You are viewing a plain text version of this content. The canonical link for it is here.

Posted to dev@arrow.apache.org by Chris Withers <ch...@withers.org> on 2018/04/12 07:22:02 UTC

new user question about cross-language use

Hi All,

Apologies if I'm on the wrong list or struggle to get my question 
across, I'm very new to Arrow, so please point me to the best place if 
there's somewhere better to ask these kinds of questions...
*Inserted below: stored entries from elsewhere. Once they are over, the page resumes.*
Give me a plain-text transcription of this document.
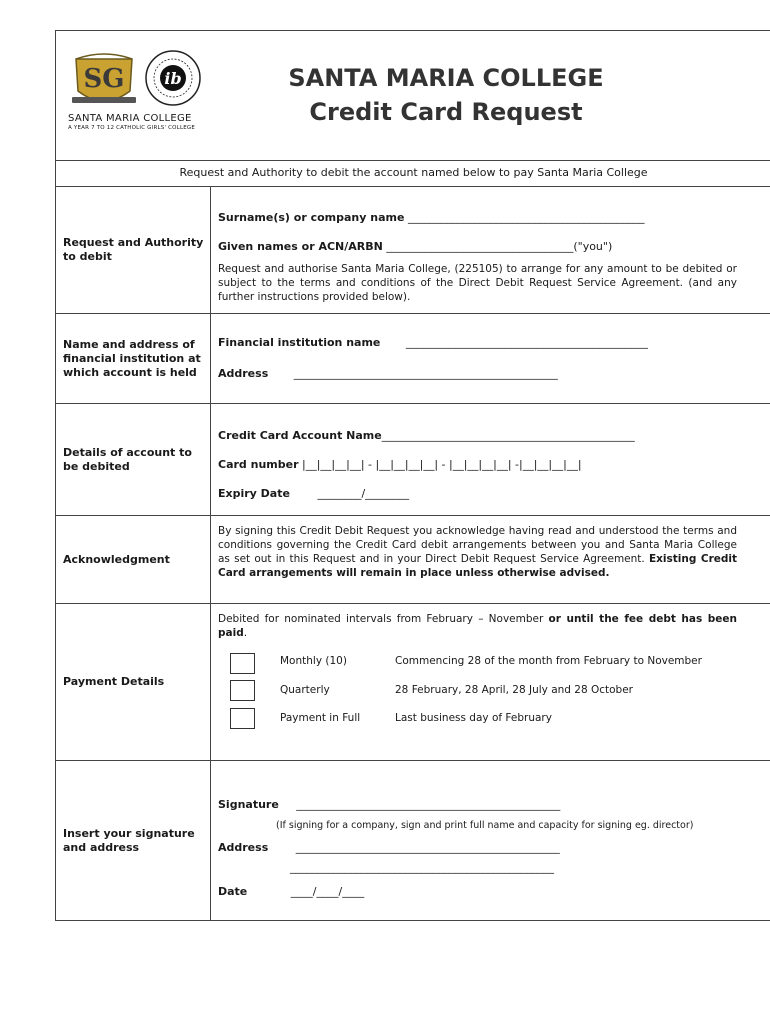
SG ib
SANTA MARIA COLLEGE
A YEAR 7 TO 12 CATHOLIC GIRLS' COLLEGE
SANTA MARIA COLLEGE
Credit Card Request
Request and Authority to debit the account named below to pay Santa Maria College
Request and Authority to debit
Surname(s) or company name ___________________________________________
Given names or ACN/ARBN __________________________________("you")
Request and authorise Santa Maria College, (225105) to arrange for any amount to be debited or subject to the terms and conditions of the Direct Debit Request Service Agreement. (and any further instructions provided below).
Name and address of financial institution at which account is held
Financial institution name ____________________________________________
Address ________________________________________________
Details of account to be debited
Credit Card Account Name______________________________________________
Card number |__|__|__|__| - |__|__|__|__| - |__|__|__|__| -|__|__|__|__|
Expiry Date	________/________
Acknowledgment
By signing this Credit Debit Request you acknowledge having read and understood the terms and conditions governing the Credit Card debit arrangements between you and Santa Maria College as set out in this Request and in your Direct Debit Request Service Agreement. Existing Credit Card arrangements will remain in place unless otherwise advised.
Payment Details
Debited for nominated intervals from February – November or until the fee debt has been paid.
Monthly (10)	Commencing 28 of the month from February to November
Quarterly	28 February, 28 April, 28 July and 28 October
Payment in Full	Last business day of February
Insert your signature and address
Signature ________________________________________________
(If signing for a company, sign and print full name and capacity for signing eg. director)
Address	________________________________________________
________________________________________________
Date	____/____/____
So, in my mind, Arrow provides a single in-memory model that supports 
access from a bunch of different languages/environments (Pandas, Go, 
C++, etc from looking at https://github.com/apache/arrow), which gives 
me hope that, as someone just starting out on a project to go from a 
proprietary C++ trading framework's market data archive to Pandas 
dataframes would be a good way to look and, if things go through arrow 
in the middle, potentially a way for other environments (Go, Julia?) to 
make sure of the same thing.

That left me wondering, however, that if I write a "to arrow" thing is 
C++, how would a Go or Python user then wire things up to get access to 
the Arrow data structures?
Somewhat important bonus point: how would that happen without memory 
copies? (datasets here are many GB is most cases).

cheers,

Chris

Re: new user question about cross-language use

Posted by Wes McKinney <we...@gmail.com>.

hi Chris,

To add to Uwe's e-mail:

> In this case, the sharing is zero-serialization but not zero-copy.

This depends. If an implementation supports shared memory, then
zero-copy access is possible. So if you generated data in C++, you
could access it in another C++ program or Python program without
copying it into memory. So if you had a 50GB dataset in Arrow format
on disk, you could access any column, row, or single value without any
deserialization or copying if you are using the C++ libraries (or any
bindings thereof, like C, Python, Ruby, etc.)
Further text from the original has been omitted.